Ladro implora il giudice di non farlo tornare dalla moglie

Durante l'udienza, il ladro ha chiesto al giudice di non acconsentire ai domiciliari, dichiarando di preferire la prigione alla sua stessa casa

Sahli Abdallah, 53enne arrestato per furto d’auto a Roma, ha chiesto al giudice di non poter non ritornare a casa dalla moglie, preferendo la prigione. L’insolita richiesta è dovuta ai maltrattamenti ricevuti dal ladro da parte della moglie.

“Signor giudice, non mi mandi a casa da mia moglie”

Sahli Abdallah, uomo di 53 anni, è stato arrestato per furto d’auto domenica 30 luglio. Durante l’udienza, l’uomo ha chiesto di essere interrogato e ha fatto un’insolita richiesta al giudice. “Ho sbagliato” ammette Shali ma continua: “Signor giudice, non mi mandi a casa da mia moglie. È sempre ubriaca, litighiamo e mi tratta male. La prego, mi mandi in carcere, preferisco…”. Queste sono state le parole di Sahli che, dopo aver ammesso tutte le sue colpe, ha supplicato il giudice di tenere conto della sua richiesta. “Mi aiuti, se mi manda ai domiciliari a casa mia, dopo quello che ho fatto, mia moglie me ne farà di tutti i colori e alla fine finiremo per scannarci.
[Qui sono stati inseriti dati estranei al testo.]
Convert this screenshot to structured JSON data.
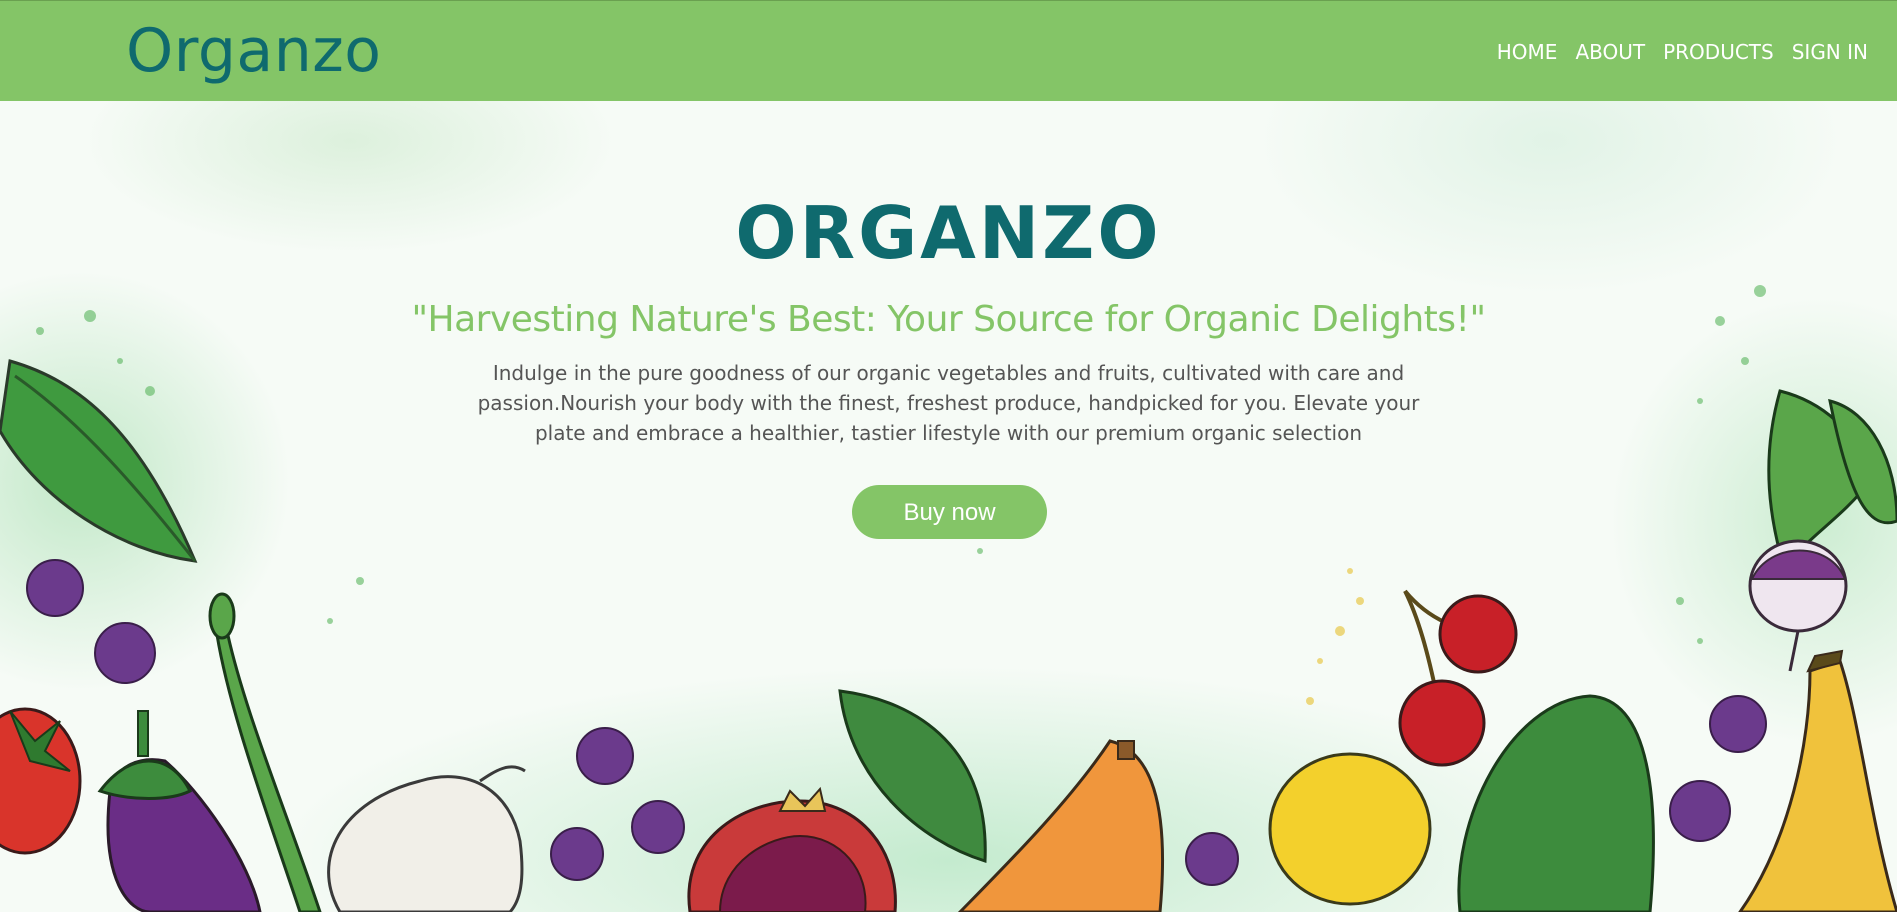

A quanto pare l’uomo, sarebbe disposto a tutto pur di non tornare dalla “pericolosa”. Il ladro d’auto avrebbe poi concluso la richiesta affermando: “Mi sento molto più tranquillo dietro le sbarre.


Il ladro ai domiciliari, ma a una condizione

Ma l’ultima parola, si sa, spetta al giudice. Dopo l’insolita richiesta del ladro, la procura ha comunque deciso di mandare l’indagato ai domiciliari. L’uomo, suo malgrado, ha infatti fatto ritorno a casa sua, ma a una condizione. Se i carabinieri dovessero venire a conoscenza di maltrattamenti da parte della moglie dell’indagato, Sahli verrebbe immediatamente spedito in carcere. Il pm Luella Santini, sorpresa per la richiesta, ha visto di buon occhio la proposta della procura. Ha infatti acconsentito a indagare sulla pericolosità o meno della donna, lasciando un’ultima speranza a Sahli. Se gli accertamenti dovessero confermare le dichiarazioni dell’uomo, per Sahli si apriranno le tanto attese porte della cella.